Mais elle avait été à peine due au hasard car Van Eyck, appelé par Ermengarde de Châteauvillain, n'était venu que pour Catherine, pour la ramener auprès du duc Philippe qui ne parvenait pas à l'oublier. Et Catherine, afin de garder la liberté de suivre, une fois de plus, la trace de son capricieux époux, s'était enfuie au petit matin, faussant compagnie à ce vieil ami qui lui devenait un danger.
De cette brusque séparation, l'artiste ne semblait garder aucune rancune car il tenait la jeune femme serrée contre lui avec l'affection d'un père retrouvant l'enfant prodigue.
— Lorsque j'ai entendu ce garçon réclamer, en bas, du lait chaud pour la comtesse de Montsalvy, je n'en ai pas cru mes oreilles, s'écria-t-il riant et pleurant tout à la fois dans un désordre sentimental tout à fait inattendu chez cet homme paisible et froid. L'Enfant-Jésus aurait-il donc fait un miracle puisque vous voici ! Que faites-vous donc en Luxembourg, belle dame... si belle ! Toujours plus belle, je crois bien ! Laissez que je vous regarde.

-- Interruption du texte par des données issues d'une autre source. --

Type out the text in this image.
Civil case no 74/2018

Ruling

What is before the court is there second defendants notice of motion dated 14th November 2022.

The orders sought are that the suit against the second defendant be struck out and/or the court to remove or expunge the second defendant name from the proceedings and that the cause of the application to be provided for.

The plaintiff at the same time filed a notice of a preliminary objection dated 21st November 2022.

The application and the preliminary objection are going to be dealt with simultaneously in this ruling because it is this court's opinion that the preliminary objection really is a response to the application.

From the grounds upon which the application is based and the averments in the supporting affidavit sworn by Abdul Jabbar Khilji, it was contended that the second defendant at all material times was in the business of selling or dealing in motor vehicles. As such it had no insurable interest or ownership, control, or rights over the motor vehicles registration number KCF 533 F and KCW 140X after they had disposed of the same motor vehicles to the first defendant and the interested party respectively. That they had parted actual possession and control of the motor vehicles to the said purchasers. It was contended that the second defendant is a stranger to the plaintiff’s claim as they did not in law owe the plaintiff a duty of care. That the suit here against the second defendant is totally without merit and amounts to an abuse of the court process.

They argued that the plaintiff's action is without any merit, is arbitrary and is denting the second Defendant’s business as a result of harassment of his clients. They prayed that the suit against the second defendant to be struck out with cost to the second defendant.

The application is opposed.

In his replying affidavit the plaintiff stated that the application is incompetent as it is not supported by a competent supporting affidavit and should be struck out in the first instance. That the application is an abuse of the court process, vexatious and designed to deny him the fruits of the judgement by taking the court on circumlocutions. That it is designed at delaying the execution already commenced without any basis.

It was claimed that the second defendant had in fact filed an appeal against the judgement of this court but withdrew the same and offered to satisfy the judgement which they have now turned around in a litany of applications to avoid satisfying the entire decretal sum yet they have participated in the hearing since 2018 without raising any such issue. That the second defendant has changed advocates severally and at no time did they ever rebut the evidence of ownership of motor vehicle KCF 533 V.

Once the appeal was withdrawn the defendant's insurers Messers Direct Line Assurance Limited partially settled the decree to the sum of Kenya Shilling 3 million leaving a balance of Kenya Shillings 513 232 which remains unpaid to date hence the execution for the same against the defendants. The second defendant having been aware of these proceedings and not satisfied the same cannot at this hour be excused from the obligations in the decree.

Il l'écartait de lui, la tenant à bout de bras, les mains emprisonnant les épaules délicates, noyées dans le flot doré de la chevelure, enveloppant le visage de son amie de ce regard auquel rien n'échappe que possédaient ses yeux bleu clair un peu globuleux. La trace des larmes récentes ne lui échappa pas. Fronçant les sourcils, il répéta sa question, resserrant un peu l'étreinte de ses mains sur les fragiles clavicules.
— Que faites-vous en Luxembourg, chez l'alliée de Bourgogne, madame de Montsalvy ?...
— Je souhaitais rencontrer la duchesse Elisabeth pour apprendre d'elle quelque chose... et pour lui enseigner d'autres choses ! répondit la jeune femme en s'efforçant à un ton léger, presque mondain, qui lui parut sonner assez faux.
Van Eyck d'ailleurs ne se dérida pas.
— Vous ne seriez pas, encore une fois, à la recherche de votre infernal époux, par hasard ?
— Qu'est-ce qui peut vous faire croire cela ?
— Vos yeux rouges ! Vous avez pleuré... et pleuré récemment.
Lorsque je vous ai connue vous ne pleuriez jamais ! Il est vrai que le seigneur Arnaud ne vous avait pas encore fait l'immense honneur de vous prendre pour épouse !
— Je sais que vous ne l'aimez pas, soupira Catherine, mais ne le chargez pas de tous les péchés de l'univers. Il n'est pas seul à posséder le pouvoir de me faire pleurer. D'ailleurs je sais parfaitement où il est : chez nous, à Montsalvy, et je m'apprêtais à partir, dès aujourd'hui, pour le rejoindre...
Elle parlait vite, avec ce qu'elle espérait être une profonde conviction, une vraie chaleur. Mais, pendant ce temps, Gauthier, qui était entré dans la chambre sur les talons du peintre, avait remarqué la dague demeurée sur les carreaux de grès, il avait vu la lettre disposée bien en évidence contre le chandelier de fer et, comme elle lui était adressée, il l'avait prise, lue... et ce qu'il lut le bouleversa à tel point qu'oubliant toute retenue il poussa le cri de colère qui fit retourner subitement les deux autres.